Whereas the Indonesian military were generally poorly armed during the war of independence, the Dutch army deployed tanks, ships and planes. This so-called ‘technical violence’ could cause considerable damage to the enemy. However, while these weapons had serious firepower, they were not very accurate. As a result, it was not uncommon for bombardments and artillery fire to lead to numerous civilian casualties. Unsurprisingly, this form of warfare sowed fear among civilians. Mrs S.M., a Chinese-Indonesian woman, was only four when she experienced the Dutch bombing of the city of Malang, where she lived with her family. She talks about this childhood memory, which illustrates the impact of the Dutch bombardments during the war.

Anonymized interview with Mrs S.M. CIHC Oral History Collection 21-1, 2013.

Refugees making their way to the British lines during the Battle of Surabaya. East Java, 1945. Photographer unknown. KITLV 44717.

Transcription

SM: “The street had to be evacuated. They had warned us that a Dutch plane would be bombing the street.”

I: “Why would they do that?”

SM: “I don’t know. Then I had to poo. Everyone was waiting for me outside the door. My mother told me all this later. My mother helped me. Then I’d just finished so my mother and I ran to the front door where everyone was already in the street waiting.
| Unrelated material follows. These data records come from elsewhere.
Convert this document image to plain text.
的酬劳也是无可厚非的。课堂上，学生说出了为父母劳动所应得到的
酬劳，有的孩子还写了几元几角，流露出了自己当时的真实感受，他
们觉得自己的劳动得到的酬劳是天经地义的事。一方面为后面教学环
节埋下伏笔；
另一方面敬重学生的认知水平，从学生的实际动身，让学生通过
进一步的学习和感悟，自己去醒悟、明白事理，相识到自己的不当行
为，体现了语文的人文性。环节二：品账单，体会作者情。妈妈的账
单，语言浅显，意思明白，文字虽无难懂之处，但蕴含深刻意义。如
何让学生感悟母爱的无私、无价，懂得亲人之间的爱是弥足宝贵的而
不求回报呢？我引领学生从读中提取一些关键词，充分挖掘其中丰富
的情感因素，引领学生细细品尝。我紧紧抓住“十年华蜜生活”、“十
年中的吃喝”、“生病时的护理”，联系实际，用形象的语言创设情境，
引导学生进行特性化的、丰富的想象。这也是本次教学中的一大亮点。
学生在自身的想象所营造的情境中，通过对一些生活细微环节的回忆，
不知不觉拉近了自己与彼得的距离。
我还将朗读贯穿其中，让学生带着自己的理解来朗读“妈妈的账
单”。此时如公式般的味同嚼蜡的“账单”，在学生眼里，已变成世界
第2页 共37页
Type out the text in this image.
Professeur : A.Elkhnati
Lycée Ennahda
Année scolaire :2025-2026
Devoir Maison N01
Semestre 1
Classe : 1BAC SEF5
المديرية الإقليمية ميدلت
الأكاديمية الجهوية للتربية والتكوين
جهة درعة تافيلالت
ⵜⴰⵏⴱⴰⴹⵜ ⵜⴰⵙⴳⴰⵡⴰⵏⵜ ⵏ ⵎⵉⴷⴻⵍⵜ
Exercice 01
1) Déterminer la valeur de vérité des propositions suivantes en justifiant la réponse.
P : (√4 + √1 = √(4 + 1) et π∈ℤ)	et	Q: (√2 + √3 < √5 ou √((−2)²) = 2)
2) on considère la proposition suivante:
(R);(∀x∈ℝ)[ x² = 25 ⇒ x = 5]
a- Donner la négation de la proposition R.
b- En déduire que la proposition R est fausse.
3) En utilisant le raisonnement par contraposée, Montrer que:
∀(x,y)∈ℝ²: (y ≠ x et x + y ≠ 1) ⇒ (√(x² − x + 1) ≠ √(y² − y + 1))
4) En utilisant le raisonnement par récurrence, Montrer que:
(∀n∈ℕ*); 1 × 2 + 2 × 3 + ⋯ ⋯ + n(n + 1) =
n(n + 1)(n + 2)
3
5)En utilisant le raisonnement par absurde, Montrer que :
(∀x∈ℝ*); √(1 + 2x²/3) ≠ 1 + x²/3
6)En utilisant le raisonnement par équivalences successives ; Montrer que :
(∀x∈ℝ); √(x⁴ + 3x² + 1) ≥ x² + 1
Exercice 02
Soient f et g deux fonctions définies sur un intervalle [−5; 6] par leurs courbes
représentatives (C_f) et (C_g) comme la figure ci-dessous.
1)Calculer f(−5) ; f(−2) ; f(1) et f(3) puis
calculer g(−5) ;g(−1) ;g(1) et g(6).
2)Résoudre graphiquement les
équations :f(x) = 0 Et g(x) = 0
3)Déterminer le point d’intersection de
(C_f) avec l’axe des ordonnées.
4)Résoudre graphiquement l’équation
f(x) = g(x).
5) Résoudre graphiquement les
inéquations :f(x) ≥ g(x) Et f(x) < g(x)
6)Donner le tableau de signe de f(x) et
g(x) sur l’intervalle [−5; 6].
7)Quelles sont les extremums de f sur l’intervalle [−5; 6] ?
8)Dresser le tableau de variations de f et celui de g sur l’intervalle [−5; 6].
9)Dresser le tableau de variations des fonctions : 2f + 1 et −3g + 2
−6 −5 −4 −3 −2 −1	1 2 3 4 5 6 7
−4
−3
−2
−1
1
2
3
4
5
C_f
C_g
Then the whole building was bombed to the ground, right behind me.”

I: “So the bomb fell on your house?”

SM: “Yes, I got such a fright. I clung to my mother’s legs, but she was heavily pregnant with my brother. I can remember in fragments that there were a lot of people lying in the street with their stomachs ripped open, blood, a broken leg and intestines. That was a bombardment like you see in films. A bomb doesn’t have eyes. They don’t just bomb the buildings; they were bombing the people too. So they could claim that Indonesia still belongs to the Netherlands. We walked to the borrowed house and then the next day my brother was born. In Jalan Dempo. We could borrow that house because the people who lived there had already fled.”